Background: In this study aimed to show the role of autophagy acting as a seesaw between apoptosis and necroptosis in certain vital organs under the effects of the Aegaeobuthus nigricinctus venom and different dosages of the Androcto­nus crassicauda antivenom administration in mice.

Methods: In the venom group (VG), mice (n= 6) were inoculated with 2LD50 A. nigrocinctus venom. In the antivenom administered groups (AVG), the effects of the potency of the A. crassicauda antivenom were evaluated to have a neu­tralization effect against 20LD50 of the A. nigrocinctus venom. After histopathological examination, expressions of mammalian target of rapamycin (mTOR) as an autophagy activator, receptor-interacting serine/threonine-protein kinase 3 (RIPK3) as a necroptosis activator, and caspase-3, caspase-9 as the markers of apoptotic cell death signals were eval­uated by the immunoperoxidase method in addition to DNA in-situ fragmentations by the terminal deoxynucleotidyl transferase dUTP nick end labeling (TUNEL) method.
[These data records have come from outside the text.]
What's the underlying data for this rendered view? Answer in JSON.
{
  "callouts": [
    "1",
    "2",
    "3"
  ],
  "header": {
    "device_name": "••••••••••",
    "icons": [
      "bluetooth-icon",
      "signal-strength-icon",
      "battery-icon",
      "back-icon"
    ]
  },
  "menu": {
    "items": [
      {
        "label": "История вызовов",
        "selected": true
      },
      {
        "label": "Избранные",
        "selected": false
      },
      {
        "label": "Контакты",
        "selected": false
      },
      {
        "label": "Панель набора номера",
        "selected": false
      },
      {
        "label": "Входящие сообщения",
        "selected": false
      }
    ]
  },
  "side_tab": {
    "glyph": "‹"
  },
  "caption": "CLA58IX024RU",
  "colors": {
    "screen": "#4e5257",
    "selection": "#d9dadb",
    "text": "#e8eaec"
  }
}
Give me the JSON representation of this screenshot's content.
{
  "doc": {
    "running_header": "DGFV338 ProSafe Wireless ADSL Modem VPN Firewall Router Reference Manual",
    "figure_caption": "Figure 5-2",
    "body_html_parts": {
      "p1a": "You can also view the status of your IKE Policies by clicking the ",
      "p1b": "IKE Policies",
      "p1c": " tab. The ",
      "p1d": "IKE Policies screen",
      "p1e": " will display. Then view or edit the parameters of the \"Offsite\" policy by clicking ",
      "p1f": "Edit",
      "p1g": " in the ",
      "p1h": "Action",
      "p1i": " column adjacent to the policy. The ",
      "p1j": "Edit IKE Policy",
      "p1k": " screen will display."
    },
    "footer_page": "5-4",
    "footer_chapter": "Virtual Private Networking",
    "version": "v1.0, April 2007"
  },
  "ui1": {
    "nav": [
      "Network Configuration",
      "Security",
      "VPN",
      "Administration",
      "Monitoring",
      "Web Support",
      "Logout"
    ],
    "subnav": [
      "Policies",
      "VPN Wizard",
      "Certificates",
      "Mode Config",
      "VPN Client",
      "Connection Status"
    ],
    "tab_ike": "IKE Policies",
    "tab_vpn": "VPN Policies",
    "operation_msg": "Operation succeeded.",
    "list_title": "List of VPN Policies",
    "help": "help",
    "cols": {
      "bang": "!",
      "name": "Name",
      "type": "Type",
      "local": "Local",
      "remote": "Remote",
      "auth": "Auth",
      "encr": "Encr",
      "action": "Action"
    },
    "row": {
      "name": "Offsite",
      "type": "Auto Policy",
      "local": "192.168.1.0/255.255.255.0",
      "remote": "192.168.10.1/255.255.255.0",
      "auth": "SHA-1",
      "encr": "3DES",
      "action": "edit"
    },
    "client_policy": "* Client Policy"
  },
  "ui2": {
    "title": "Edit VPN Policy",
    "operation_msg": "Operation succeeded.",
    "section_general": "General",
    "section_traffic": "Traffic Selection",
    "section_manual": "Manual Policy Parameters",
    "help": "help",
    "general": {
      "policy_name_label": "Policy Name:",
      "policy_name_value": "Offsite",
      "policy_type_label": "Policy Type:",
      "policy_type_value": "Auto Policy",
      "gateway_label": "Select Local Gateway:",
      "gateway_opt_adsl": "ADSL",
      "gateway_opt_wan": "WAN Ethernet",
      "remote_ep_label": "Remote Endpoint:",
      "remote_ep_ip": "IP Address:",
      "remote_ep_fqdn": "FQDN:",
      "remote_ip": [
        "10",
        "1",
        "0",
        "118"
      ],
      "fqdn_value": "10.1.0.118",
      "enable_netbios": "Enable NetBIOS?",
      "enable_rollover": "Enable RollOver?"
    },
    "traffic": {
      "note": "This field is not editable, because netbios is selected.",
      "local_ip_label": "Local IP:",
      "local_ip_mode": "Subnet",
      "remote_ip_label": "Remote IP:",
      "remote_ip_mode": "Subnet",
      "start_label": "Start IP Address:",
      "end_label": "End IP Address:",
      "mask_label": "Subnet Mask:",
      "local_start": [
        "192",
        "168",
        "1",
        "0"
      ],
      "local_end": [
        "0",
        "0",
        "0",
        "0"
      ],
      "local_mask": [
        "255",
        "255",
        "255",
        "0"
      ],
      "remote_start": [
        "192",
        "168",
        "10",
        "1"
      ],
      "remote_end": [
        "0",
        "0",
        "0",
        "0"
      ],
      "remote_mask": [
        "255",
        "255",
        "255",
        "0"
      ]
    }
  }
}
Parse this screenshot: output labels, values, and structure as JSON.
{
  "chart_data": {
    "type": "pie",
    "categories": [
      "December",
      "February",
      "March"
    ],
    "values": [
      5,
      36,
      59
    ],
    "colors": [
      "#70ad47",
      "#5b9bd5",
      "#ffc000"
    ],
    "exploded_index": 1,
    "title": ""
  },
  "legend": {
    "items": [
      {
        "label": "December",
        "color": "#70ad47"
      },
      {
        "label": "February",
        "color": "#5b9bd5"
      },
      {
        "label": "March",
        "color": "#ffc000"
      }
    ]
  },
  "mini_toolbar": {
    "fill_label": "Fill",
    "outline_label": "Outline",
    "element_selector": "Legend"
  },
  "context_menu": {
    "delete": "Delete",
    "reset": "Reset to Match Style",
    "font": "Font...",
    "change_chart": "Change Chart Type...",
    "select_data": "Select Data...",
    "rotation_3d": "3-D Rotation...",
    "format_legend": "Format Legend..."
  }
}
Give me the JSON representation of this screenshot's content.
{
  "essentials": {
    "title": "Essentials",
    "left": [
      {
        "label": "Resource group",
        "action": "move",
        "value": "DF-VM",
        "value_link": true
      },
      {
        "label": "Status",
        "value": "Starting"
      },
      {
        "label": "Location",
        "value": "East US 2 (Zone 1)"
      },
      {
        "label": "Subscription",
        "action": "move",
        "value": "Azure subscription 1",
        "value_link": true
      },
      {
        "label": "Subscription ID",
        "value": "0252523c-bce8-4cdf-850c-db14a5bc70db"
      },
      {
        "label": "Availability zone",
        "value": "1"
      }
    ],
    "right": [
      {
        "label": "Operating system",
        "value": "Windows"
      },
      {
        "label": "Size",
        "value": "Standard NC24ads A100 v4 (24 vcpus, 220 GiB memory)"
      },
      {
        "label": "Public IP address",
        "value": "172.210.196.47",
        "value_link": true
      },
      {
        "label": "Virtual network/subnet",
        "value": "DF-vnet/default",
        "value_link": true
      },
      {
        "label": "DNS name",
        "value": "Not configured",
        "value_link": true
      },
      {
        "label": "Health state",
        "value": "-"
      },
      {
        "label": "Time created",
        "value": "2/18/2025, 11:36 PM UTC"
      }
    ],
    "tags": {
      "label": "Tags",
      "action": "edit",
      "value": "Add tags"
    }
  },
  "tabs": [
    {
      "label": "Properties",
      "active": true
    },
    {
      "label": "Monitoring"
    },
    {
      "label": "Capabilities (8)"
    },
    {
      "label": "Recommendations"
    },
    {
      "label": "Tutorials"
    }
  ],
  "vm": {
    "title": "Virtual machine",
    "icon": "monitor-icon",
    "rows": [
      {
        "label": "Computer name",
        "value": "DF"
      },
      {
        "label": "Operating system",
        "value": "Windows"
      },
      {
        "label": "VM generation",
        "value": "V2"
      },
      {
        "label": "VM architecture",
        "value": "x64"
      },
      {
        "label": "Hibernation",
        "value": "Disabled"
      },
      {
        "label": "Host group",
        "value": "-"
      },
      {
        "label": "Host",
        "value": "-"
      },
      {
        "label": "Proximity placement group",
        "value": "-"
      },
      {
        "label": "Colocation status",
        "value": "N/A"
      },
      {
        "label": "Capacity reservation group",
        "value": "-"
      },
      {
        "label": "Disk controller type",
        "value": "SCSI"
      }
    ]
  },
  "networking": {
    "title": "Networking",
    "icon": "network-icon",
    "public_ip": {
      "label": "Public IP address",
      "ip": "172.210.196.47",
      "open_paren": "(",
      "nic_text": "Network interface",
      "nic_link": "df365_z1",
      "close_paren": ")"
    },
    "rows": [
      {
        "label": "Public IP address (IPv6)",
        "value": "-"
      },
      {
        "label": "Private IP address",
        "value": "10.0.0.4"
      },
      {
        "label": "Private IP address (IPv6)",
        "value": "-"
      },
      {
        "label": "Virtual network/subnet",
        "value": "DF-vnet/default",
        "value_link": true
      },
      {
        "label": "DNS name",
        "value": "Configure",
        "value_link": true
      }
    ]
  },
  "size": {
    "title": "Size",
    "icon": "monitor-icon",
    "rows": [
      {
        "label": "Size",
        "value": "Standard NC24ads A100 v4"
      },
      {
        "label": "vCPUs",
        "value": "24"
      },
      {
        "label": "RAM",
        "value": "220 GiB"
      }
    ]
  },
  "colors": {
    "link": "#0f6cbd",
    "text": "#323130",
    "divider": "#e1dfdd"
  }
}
Results: Only in VG, caspases and TUNEL expressions were found to be higher after the envenomation process in contrast to the elevated RIPK3 expressions. mTOR expressions remained almost stable in the organs. In AG, mTOR expressions were further increased in the 30LD50 and 40LD50 groups.

Conclusion: There were an increased mTOR expression and stabilized caspases and TUNEL expression in these sub­groups, the RIPK3 expressions were found to be low when compared with all of the antivenom administration groups. Increasing doses of the antivenom drifts more the cells to autophagy while cell fate in organs under envenomation get­ting rid of apoptosis and necroptosis pathways.